I even know a few people who dislike Christmas time. They hate the crowds, the shopping, the bell-ringing, the entertaining and decorating, and they definitely don’t like to be reminded about Jesus, born of a virgin, sent to save people from their sins. They are kings of their own kingdom. With no acknowledgment of sin in their life, they see no need for a personal Savior.
But the great majority of people I know love Christmas. They enjoy the time with family and friends and the giving and receiving of gifts. They see it as a sacred and holy time, a time to focus on Jesus, to celebrate him and find ways to express their worship of him.

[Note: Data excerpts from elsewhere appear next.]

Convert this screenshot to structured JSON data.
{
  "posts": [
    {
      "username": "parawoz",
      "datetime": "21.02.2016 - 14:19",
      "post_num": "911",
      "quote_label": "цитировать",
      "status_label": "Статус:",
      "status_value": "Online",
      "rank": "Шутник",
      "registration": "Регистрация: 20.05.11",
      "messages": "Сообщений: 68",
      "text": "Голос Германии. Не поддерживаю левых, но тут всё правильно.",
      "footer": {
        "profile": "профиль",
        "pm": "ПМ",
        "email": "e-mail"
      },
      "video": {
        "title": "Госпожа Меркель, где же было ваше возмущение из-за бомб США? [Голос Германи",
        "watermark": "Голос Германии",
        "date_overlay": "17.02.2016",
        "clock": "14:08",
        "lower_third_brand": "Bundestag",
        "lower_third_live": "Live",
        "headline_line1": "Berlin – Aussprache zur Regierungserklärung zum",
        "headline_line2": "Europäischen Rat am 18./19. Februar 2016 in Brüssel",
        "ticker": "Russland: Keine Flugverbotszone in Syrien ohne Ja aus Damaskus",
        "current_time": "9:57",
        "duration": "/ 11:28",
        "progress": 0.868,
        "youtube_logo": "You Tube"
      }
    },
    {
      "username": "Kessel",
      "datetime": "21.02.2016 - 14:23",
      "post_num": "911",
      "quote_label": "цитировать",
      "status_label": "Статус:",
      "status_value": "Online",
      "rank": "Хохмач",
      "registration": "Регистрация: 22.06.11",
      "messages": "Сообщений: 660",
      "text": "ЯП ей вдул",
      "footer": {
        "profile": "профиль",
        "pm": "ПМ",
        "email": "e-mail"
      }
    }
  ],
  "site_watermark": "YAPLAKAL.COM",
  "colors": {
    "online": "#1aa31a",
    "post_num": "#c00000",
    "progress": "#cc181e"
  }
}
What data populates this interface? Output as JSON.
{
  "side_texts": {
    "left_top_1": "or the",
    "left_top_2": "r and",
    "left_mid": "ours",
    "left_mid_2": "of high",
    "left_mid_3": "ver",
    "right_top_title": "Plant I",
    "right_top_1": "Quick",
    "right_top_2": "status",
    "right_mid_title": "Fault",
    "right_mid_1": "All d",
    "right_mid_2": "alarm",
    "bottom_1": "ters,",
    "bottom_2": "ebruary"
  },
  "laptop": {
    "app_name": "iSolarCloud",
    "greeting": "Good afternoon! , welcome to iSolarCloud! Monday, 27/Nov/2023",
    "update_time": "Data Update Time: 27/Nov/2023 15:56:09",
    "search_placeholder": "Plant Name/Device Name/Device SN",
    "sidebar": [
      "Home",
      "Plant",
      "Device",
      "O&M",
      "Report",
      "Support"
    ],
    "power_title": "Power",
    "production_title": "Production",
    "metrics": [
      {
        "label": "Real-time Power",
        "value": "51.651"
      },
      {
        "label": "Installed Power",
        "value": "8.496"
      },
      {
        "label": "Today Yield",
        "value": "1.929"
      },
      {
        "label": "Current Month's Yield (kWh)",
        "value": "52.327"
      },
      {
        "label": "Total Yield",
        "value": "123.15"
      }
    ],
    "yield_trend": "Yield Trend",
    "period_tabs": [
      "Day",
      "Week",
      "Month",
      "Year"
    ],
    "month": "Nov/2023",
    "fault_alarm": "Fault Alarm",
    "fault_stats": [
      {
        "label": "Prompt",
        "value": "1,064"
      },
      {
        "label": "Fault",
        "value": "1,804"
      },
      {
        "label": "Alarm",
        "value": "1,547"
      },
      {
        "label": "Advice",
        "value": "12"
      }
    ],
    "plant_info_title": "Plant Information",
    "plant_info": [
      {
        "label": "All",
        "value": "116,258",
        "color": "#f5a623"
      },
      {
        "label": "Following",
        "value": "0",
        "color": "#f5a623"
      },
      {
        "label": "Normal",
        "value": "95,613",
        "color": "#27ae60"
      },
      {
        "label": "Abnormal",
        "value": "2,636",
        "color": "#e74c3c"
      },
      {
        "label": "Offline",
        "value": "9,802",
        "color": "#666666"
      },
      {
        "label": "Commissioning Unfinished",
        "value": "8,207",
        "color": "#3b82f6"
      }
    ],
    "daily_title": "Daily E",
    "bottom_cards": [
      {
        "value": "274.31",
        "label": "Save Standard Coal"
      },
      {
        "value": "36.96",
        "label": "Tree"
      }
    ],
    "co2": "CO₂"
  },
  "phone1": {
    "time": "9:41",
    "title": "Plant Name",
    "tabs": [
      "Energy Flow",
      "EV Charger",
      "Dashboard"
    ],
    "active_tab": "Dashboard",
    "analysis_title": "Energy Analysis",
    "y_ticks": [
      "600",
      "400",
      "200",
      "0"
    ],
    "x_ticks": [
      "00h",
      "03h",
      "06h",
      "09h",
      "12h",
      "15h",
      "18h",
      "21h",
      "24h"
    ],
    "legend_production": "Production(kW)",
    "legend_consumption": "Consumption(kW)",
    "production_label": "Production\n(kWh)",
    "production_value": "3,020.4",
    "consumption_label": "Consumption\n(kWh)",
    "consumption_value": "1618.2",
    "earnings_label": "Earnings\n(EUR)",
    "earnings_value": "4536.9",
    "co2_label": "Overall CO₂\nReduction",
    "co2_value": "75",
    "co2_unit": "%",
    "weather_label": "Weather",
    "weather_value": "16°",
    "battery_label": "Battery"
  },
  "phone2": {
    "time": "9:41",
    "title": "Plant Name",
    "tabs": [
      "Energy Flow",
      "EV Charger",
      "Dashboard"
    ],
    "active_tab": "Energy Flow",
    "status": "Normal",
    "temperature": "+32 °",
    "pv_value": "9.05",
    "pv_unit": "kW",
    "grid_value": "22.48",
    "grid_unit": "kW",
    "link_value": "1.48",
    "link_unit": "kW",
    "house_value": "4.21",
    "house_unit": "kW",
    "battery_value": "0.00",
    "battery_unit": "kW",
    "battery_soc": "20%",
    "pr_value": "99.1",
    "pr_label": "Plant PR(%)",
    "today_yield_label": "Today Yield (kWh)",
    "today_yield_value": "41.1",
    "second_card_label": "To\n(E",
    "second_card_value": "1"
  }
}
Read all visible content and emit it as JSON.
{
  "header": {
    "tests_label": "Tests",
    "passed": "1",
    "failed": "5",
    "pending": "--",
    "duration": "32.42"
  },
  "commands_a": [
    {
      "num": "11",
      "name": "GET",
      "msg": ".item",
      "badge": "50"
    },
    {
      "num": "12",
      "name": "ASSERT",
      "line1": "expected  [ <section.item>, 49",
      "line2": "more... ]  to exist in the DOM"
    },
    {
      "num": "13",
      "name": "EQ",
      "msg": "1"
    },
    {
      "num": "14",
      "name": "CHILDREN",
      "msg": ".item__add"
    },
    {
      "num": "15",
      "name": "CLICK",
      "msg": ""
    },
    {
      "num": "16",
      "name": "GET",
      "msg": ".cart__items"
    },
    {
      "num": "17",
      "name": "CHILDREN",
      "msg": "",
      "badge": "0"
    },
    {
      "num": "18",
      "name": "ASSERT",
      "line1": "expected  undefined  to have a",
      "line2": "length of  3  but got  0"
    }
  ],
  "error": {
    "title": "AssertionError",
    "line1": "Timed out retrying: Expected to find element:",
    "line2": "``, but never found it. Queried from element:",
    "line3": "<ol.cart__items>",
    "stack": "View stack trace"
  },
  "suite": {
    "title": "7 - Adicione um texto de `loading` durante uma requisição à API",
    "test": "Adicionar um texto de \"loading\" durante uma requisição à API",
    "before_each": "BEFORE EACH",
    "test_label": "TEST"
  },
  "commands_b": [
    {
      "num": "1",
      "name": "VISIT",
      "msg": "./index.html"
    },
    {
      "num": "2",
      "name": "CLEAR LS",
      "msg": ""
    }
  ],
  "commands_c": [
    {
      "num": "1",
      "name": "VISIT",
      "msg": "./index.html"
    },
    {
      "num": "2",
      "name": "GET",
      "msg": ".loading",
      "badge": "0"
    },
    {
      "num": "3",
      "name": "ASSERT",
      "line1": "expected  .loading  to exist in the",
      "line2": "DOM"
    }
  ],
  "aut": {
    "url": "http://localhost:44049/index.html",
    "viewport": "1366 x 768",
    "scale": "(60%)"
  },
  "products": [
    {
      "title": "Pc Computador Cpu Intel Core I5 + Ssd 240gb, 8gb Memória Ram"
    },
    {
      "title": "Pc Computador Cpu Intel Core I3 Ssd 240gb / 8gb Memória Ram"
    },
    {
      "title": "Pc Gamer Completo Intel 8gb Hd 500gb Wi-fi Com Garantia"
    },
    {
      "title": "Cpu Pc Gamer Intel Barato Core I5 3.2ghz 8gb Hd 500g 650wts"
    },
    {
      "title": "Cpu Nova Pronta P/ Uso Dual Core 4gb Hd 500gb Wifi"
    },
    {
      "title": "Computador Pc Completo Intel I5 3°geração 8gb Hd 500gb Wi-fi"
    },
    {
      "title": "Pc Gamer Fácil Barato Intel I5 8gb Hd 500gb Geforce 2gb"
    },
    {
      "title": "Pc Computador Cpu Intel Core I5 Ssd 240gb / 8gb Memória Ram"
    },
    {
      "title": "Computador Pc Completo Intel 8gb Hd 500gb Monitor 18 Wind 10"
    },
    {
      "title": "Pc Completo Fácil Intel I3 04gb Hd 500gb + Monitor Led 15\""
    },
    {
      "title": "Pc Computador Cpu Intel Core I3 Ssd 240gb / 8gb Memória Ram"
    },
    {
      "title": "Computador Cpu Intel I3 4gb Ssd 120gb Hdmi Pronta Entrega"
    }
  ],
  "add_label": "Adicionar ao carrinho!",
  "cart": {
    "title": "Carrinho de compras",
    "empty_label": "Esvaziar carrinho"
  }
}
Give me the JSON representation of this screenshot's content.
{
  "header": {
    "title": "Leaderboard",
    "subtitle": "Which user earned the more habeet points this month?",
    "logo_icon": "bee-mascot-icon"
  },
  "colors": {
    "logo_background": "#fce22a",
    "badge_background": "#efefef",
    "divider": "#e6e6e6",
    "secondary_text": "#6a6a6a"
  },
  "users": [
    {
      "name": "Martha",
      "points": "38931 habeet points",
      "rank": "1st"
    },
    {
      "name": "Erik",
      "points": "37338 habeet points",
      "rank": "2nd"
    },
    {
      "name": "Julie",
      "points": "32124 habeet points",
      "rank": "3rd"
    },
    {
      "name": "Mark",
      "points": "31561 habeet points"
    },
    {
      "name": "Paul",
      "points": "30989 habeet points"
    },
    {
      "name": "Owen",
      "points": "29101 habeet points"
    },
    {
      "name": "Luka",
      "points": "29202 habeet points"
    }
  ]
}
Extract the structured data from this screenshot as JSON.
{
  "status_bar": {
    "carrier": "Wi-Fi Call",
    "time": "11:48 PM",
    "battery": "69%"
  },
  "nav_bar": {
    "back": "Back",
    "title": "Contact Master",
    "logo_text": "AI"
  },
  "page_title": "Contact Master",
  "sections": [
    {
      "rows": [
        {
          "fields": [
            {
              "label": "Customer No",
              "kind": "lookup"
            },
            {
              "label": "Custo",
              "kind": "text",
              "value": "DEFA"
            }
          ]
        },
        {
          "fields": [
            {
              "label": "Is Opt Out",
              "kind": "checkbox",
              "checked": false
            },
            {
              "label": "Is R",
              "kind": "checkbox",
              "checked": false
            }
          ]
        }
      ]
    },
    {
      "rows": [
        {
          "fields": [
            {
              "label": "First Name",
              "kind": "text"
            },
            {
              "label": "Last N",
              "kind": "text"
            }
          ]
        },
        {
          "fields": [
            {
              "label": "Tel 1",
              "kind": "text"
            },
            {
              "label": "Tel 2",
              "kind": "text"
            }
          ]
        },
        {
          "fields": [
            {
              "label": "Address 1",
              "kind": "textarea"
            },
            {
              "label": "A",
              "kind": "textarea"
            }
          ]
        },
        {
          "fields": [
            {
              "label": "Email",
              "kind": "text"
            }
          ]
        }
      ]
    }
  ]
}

Our passage from Matthew’s gospel reveals that these same three responses are strikingly similar to the way people reacted to Jesus at the very first Christmas. We will reflect on one of the most picturesque and dramatic stories of the Bible. The visit of the Magi fills our imagination and curiosity. A bright shining star, mysterious wise men traveling from afar, a cruel tyrant bent on destroying the newborn, the arrogant indifference of the religious leaders, and then, ultimately, the gifting of exotic treasure. It is a scene full of drama. Throughout it draws us into the story, inviting us to ask two questions: “Who is the true King?” and “How will we respond to him?”
The main players in this drama are the Magi, Herod, and the religious establishment. Each has a different response to the birth of Jesus.
First, the response of the Magi. Matthew 2:1:
After Jesus was born in Bethlehem in Judea, during the time of King Herod, Magi from the east came to Jerusalem and asked, “Where is the one who has been born king of the Jews? We saw his star when it rose and have come to worship him.” (Matt 2:1)
We know nothing about these Magi except for what we read here in Matthew’s gospel. They are mentioned nowhere else in scripture. Their story lasts only twelve verses, but their inclusion in the narrative of Jesus is very important.
Matthew makes it quite clear that Jesus was from that Davidic line. Jesus’ royal credentials have been established. The writer structures the first two chapters of his gospel emphasizing how Jesus fulfills what was promised about the coming Messiah. God keeps his promises. The prophecies of Isaiah, Micah, Hosea, and Jeremiah all point to Jesus. He is the promised Messiah the Jews have been waiting for.
But what about the non-Jews? Was Jesus king of Gentiles and foreigners? The Magi arrived in Judea at a time when there were two kings. Which one is the true king? Was it Herod, enthroned in his palace in the capital Jerusalem, the seat of power and prestige, or the child Jesus born in tiny Bethlehem?
The only thing we are told about the Magi is that they came “from the east.” Clearly they were not Jews, but Gentiles, foreigners likely coming all the way from Persia. The word Magi is an occupational title referring to astronomer-scholars who were restlessly inquisitive about the universe. They paid particular attention to the stars – at that time a highly regarded science. The Magi were regarded as being particularly wise and influential. Curious about the big questions of life, they searched the heavens for clues. When they saw this rising star, they understood it as a sign, a portent of a significant event. The Magi were convinced that a great king had been born.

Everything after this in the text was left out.